February 9, 2024
Cloud
As reported by Microsoft: “Starting at 01:57 UTC on [Sunday] 21 January 2024, customers using Azure Resource Manager might experience errors when trying to access the Azure Portal, Azure Key Vault and other Microsoft services.“
My initial reaction was: well, that is unfortunate. But the main role of ARM for us is during provisioning of resources or some change in configuration so we do not expect immediate impact on any running applications. Azure’s status page that indicates service health did not report any issues with other services besides the ones mentioned here.
That however as misleading. We were lulled into a false sense of security. As Microsoft later put it: “This also impacted downstream Azure services, which depend upon ARM for their internal resource management operations.” It turns out that many Azure services leverage ARM internally for their successful operations. And the effects could be felt for us in for example event grid, storage and functions as well as in widespread connectivity issues. The problems were globally experienced: zone redundancy, regional fail over or any other fall-back scenario within Azure did not shield us from the impact.
This issue lasted until 8.58 UTC (at least for the West Europe Region which was the last to recover). Seven hours of loss of service. Not all services but quite a few. Impact for dozens of our customers. Long shifts during the night and early Sunday morning hours. And not a lot to go on. No meaningful responses to support tickets, unclear communication and no indication of the (underlying) issue or the resolution. And still a misleading message regarding the impact. Based on the information we had, we could do little more than inspect and activate circuit breakers and inform our customers with the little information we had. Only for those systems where we have hybrid cloud solutions and a private cloud/on prem fail over facility could we trigger manual or monitor automated fail over and continue (partial) service levels.
What happened? This article provides a nice overview of the events as reported afterwards by Microsoft. A short summary:
- an internal maintenance process on January 21st 2024 made a configuration change to an internal tenant which was enrolled in a preview (that had started in 2020).
- this preview contained a bug (“unbeknownst to us”)
- the bug was activated by the configuration change, causing an ARM node to fail repeatedly upon startup. (01:57 UTC)
- all ARM nodes are scheduled to reset/startup periodically (to protect against accidental resource exhaustion such as memory leaks)
- apparently – and here Microsoft’s report is unclear) the bug spread to ARM nodes across the globe, causing a gradual loss in capacity to serve requests. Over time, this impact spread to additional regions, predominantly affecting East US, South Central US, Central US, West Central US, and West Europe. Eventually this loss of capacity led to an overwhelming of the remaining ARM nodes, which created a negative feedback loop and led to a rapid drop in availability.
- at 04:25 UTC, the cause of the problem was understood and at 04:51 roll out was started of a configuration change to disable the preview feature. At 05:30 UTC – All regions except West Europe were recovered. At 08:58 UTC, all ARM nodes were up and running again also in West Europe (the region where most of our services run). Note: The recovery of West Europe was slowed because of a retry storm from failed calls, which intensified traffic in West Europe.
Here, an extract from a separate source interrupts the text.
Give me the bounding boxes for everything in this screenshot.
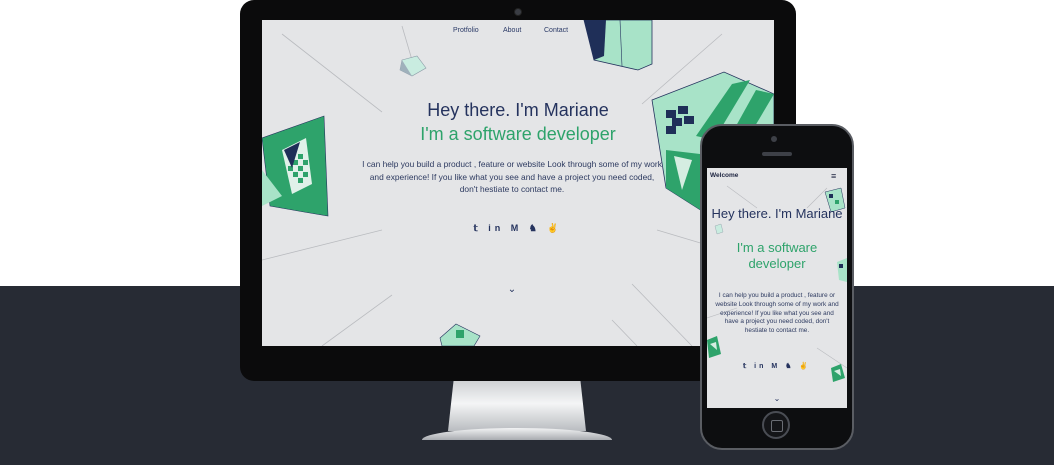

We increased throttling of certain requests in West Europe which eventually enabled its recovery by 08:58 UTC
What stands out here is first of all a bug in production code. Can happen to anyone. And also to the people running Azure. It is a little disconcerting but should not be wholly unexpected. More worrying I think is the fact that this configuration change applied by an internal maintenance process apparently had not been tested (on an ARM node that was part of the 2020 preview) and could be rolled out in production. Why was there no check? And then even worse: for some (until now unclarified) reason, this change could spread around the world (for quite some time after the first deterioration of service levels had been detected). Given the scale of the issue, I am somewhat impressed with the way how the issue was resolved (these have been some very tense moments in some Microsoft office somewhere and under enormous pressure, staff was able to find the cause, create a fix and roll it out successfully; I appreciate their efforts and the stress they must have experienced!)
This image from The Web Performance Optimization & Security Blog – generated by Dall-E – illustrates the frantic search for the cause and the solution that must have occurred within the Azure organization on January 21st.
The cloud is someone else’s computer. The mistakes you know you could make in your own IT environment can also be made
by the cloud provider. People are responsible for the Azure systems. People who are experienced and smart and dedicated. And who make mistakes and do not have full insight in how systems behave, how changes can have wide spread impact and what dangers may lurk in year old software. It is understandable this can and will happen. And we should realize that this will happen again. Therefore we have to prepare for it. Outages like this one will occur from time to time. We need to design our strategy and our cloud environment based on that assumption.